Les femmes et le sport sont à l'honneur sur puremedias.com. A l'occasion de la Coupe du monde de football féminin en France du 7 juin au 7 juillet, les femmes journalistes de l'univers du ballon rond se confient pour notre opération #FemmesDeFoot sur le tournoi international de football, mais aussi sur leurs actualités à la télévision. Ainsi, Carine Galli, journaliste sur L'Equipe et W9, a répondu à notre sollicitation.
Propos recueillis par Florian Guadalupe. Entretien réalisé le 29 mai.
Que représente le football féminin pour vous ?
Ca représente une découverte il y a quelques années avec Eurosport. J'avais pu suivre les joueuses qui faisaient la Ligue des Champions. A l'époque, il y avait Lyon et Juvisy en compétition. J'étais alors en bord de terrain. Aujourd'hui, c'est un rendez-vous qui a lieu dix fois par an avec W9. Ce sont des joueuses que j'ai connues il y a assez longtemps quand j'étais à Eurosport et qui sont encore aujourd'hui en équipe de France, comme Gaëtane Thiney. Le football féminin, ce sont aussi des souvenirs et de l'actualité. Ce sont également des accès qui sont plus simples. Parler avec une joueuse de l'équipe de France est une chose que l'on peut faire très facilement. C'est quelque chose de très agréable et très important dans le métier.
Quelle sera la surprise de cette Coupe du monde féminine ?
Je ne sais pas s'il y aura une surprise. Je sais par contre qu'Estelle Denis m'a piqué ma joueuse dans son interview qu'elle vous a accordée. (rires) C'est Delphine Cascarino. C'est une fille que j'ai découverte en équipe de France cette saison, depuis que je suis les Bleues avec W9 en septembre dernier. C'est une joueuse qui a de grandes capacités de dribble et de percussion. Elle élimine et peut mettre à mal une défense avec sa technique et sa vitesse. C'est aussi la jeunesse ! Elle est également une réalité du football. Elle joue à l'Olympique Lyonnais. On l'attend en équipe de France. Elle va jouer sa première Coupe du monde. J'ai envie de la suivre. Elle a une histoire intéressante.

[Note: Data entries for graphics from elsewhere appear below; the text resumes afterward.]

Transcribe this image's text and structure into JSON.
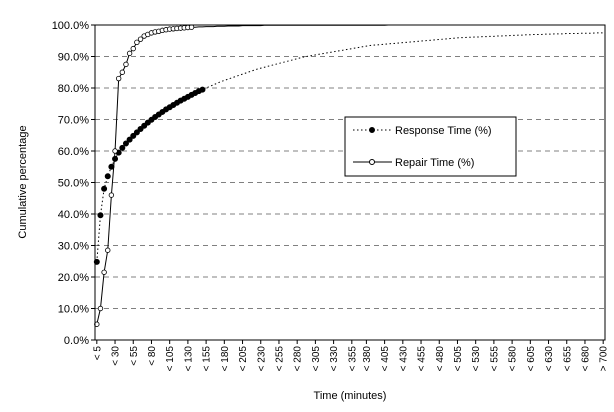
{
  "chart_data": {
    "type": "line",
    "title": "",
    "xlabel": "Time (minutes)",
    "ylabel": "Cumulative percentage",
    "ylim": [
      0,
      100
    ],
    "y_ticks": [
      "0.0%",
      "10.0%",
      "20.0%",
      "30.0%",
      "40.0%",
      "50.0%",
      "60.0%",
      "70.0%",
      "80.0%",
      "90.0%",
      "100.0%"
    ],
    "x_tick_labels": [
      "< 5",
      "< 30",
      "< 55",
      "< 80",
      "< 105",
      "< 130",
      "< 155",
      "< 180",
      "< 205",
      "< 230",
      "< 255",
      "< 280",
      "< 305",
      "< 330",
      "< 355",
      "< 380",
      "< 405",
      "< 430",
      "< 455",
      "< 480",
      "< 505",
      "< 530",
      "< 555",
      "< 580",
      "< 605",
      "< 630",
      "< 655",
      "< 680",
      "> 700"
    ],
    "x_bins": [
      5,
      10,
      15,
      20,
      25,
      30,
      35,
      40,
      45,
      50,
      55,
      60,
      65,
      70,
      75,
      80,
      85,
      90,
      95,
      100,
      105,
      110,
      115,
      120,
      125,
      130,
      135,
      140,
      145,
      150,
      155,
      160,
      165,
      170,
      175,
      180,
      185,
      190,
      195,
      200,
      205,
      210,
      215,
      220,
      225,
      230,
      235,
      240,
      245,
      250,
      255,
      260,
      265,
      270,
      275,
      280,
      285,
      290,
      295,
      300,
      305,
      310,
      315,
      320,
      325,
      330,
      335,
      340,
      345,
      350,
      355,
      360,
      365,
      370,
      375,
      380,
      385,
      390,
      395,
      400,
      405,
      410,
      415,
      420,
      425,
      430,
      435,
      440,
      445,
      450,
      455,
      460,
      465,
      470,
      475,
      480,
      485,
      490,
      495,
      500,
      505,
      510,
      515,
      520,
      525,
      530,
      535,
      540,
      545,
      550,
      555,
      560,
      565,
      570,
      575,
      580,
      585,
      590,
      595,
      600,
      605,
      610,
      615,
      620,
      625,
      630,
      635,
      640,
      645,
      650,
      655,
      660,
      665,
      670,
      675,
      680,
      685,
      690,
      695,
      700
    ],
    "series": [
      {
        "name": "Response Time (%)",
        "values": [
          24.8,
          39.6,
          48.0,
          52.0,
          55.0,
          57.5,
          59.5,
          61.0,
          62.4,
          63.6,
          64.8,
          65.9,
          67.0,
          68.0,
          69.0,
          69.9,
          70.8,
          71.6,
          72.4,
          73.2,
          73.9,
          74.6,
          75.3,
          76.0,
          76.6,
          77.2,
          77.8,
          78.4,
          79.0,
          79.5,
          80.0,
          80.5,
          81.0,
          81.5,
          82.0,
          82.4,
          82.8,
          83.2,
          83.6,
          84.0,
          84.4,
          84.8,
          85.2,
          85.6,
          86.0,
          86.3,
          86.6,
          86.9,
          87.2,
          87.5,
          87.8,
          88.1,
          88.4,
          88.7,
          89.0,
          89.3,
          89.6,
          89.9,
          90.1,
          90.3,
          90.5,
          90.7,
          90.9,
          91.1,
          91.3,
          91.5,
          91.7,
          91.9,
          92.1,
          92.3,
          92.5,
          92.7,
          92.9,
          93.1,
          93.3,
          93.5,
          93.6,
          93.7,
          93.8,
          93.9,
          94.0,
          94.1,
          94.2,
          94.3,
          94.4,
          94.5,
          94.6,
          94.7,
          94.8,
          94.9,
          95.0,
          95.1,
          95.2,
          95.3,
          95.4,
          95.5,
          95.6,
          95.7,
          95.8,
          95.9,
          96.0,
          96.0,
          96.1,
          96.1,
          96.2,
          96.2,
          96.3,
          96.3,
          96.4,
          96.4,
          96.5,
          96.5,
          96.6,
          96.6,
          96.7,
          96.7,
          96.8,
          96.8,
          96.9,
          96.9,
          97.0,
          97.0,
          97.0,
          97.1,
          97.1,
          97.1,
          97.2,
          97.2,
          97.2,
          97.3,
          97.3,
          97.3,
          97.3,
          97.4,
          97.4,
          97.4,
          97.4,
          97.5,
          97.5,
          97.5
        ]
      },
      {
        "name": "Repair Time (%)",
        "values": [
          5.0,
          10.0,
          21.5,
          28.5,
          46.0,
          60.0,
          83.0,
          85.0,
          87.5,
          91.0,
          92.5,
          94.5,
          95.5,
          96.5,
          97.0,
          97.5,
          97.8,
          98.0,
          98.3,
          98.5,
          98.7,
          98.8,
          98.9,
          99.0,
          99.1,
          99.2,
          99.3,
          99.3,
          99.4,
          99.4,
          99.5,
          99.5,
          99.5,
          99.6,
          99.6,
          99.6,
          99.7,
          99.7,
          99.7,
          99.7,
          99.8,
          99.8,
          99.8,
          99.8,
          99.8,
          99.8,
          99.9,
          99.9,
          99.9,
          99.9,
          99.9,
          99.9,
          99.9,
          99.9,
          99.9,
          99.9,
          99.9,
          99.9,
          99.9,
          99.9,
          99.9,
          99.9,
          99.9,
          99.9,
          99.9,
          99.9,
          99.9,
          99.9,
          99.9,
          99.9,
          99.9,
          99.9,
          99.9,
          99.9,
          99.9,
          99.9,
          99.9,
          99.9,
          99.9,
          99.9,
          100.0,
          100.0,
          100.0,
          100.0,
          100.0,
          100.0,
          100.0,
          100.0,
          100.0,
          100.0,
          100.0,
          100.0,
          100.0,
          100.0,
          100.0,
          100.0,
          100.0,
          100.0,
          100.0,
          100.0,
          100.0,
          100.0,
          100.0,
          100.0,
          100.0,
          100.0,
          100.0,
          100.0,
          100.0,
          100.0,
          100.0,
          100.0,
          100.0,
          100.0,
          100.0,
          100.0,
          100.0,
          100.0,
          100.0,
          100.0,
          100.0,
          100.0,
          100.0,
          100.0,
          100.0,
          100.0,
          100.0,
          100.0,
          100.0,
          100.0,
          100.0,
          100.0,
          100.0,
          100.0,
          100.0,
          100.0,
          100.0,
          100.0,
          100.0,
          100.0
        ]
      }
    ],
    "legend": {
      "position": "center-right",
      "items": [
        {
          "label": "Response Time (%)",
          "style": "dotted-filled"
        },
        {
          "label": "Repair Time (%)",
          "style": "solid-hollow"
        }
      ]
    },
    "grid": {
      "horizontal": "dashed",
      "vertical": false
    }
  }
}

"Les gens qui se sont offusqués de la non-sélection de Katoto ne suivent pas du tout le football féminin."
Quelle joueuse fera la Une des médias cet été ?
Je n'en sais rien... Je n'ai pas aimé la polémique qui est née à partir de la non-sélection de Marie-Antoinette Katoto en équipe de France. Les gens qui se sont offusqués de cette non-sélection ne suivent pas du tout le football féminin. Ca m'a fait doucement rire... Moi, je comprenais totalement le choix de Corinne. J'étais persuadée qu'elle ne la prendrait pas. Par rapport à sa logique de groupe et par rapport à ce qu'elle a créé, c'était logique et c'était cohérent avec ses choix. On parle d'une joueuse qui est très jeune, qui a quatre sélections. Il y a des génies qui nous expliquent qu'il y a un rapport avec Benzema et Deschamps. C'est bien de vouloir inventer des polémiques dans le football féminin. Ca veut dire qu'il y a un intérêt et qu'il y a du buzz. Mais c'est complètement faux ! Concernant votre question, je pense qu'une Eugénie Le Sommer sera forcément importante. Une Amandine Henry aussi. Je ne sais pas s'il y aura qu'une joueuse. Quand on regarde l'équipe de France, il y a une variété de buteuses et pleins de joueuses importantes, comme Wendy Renard, par exemple.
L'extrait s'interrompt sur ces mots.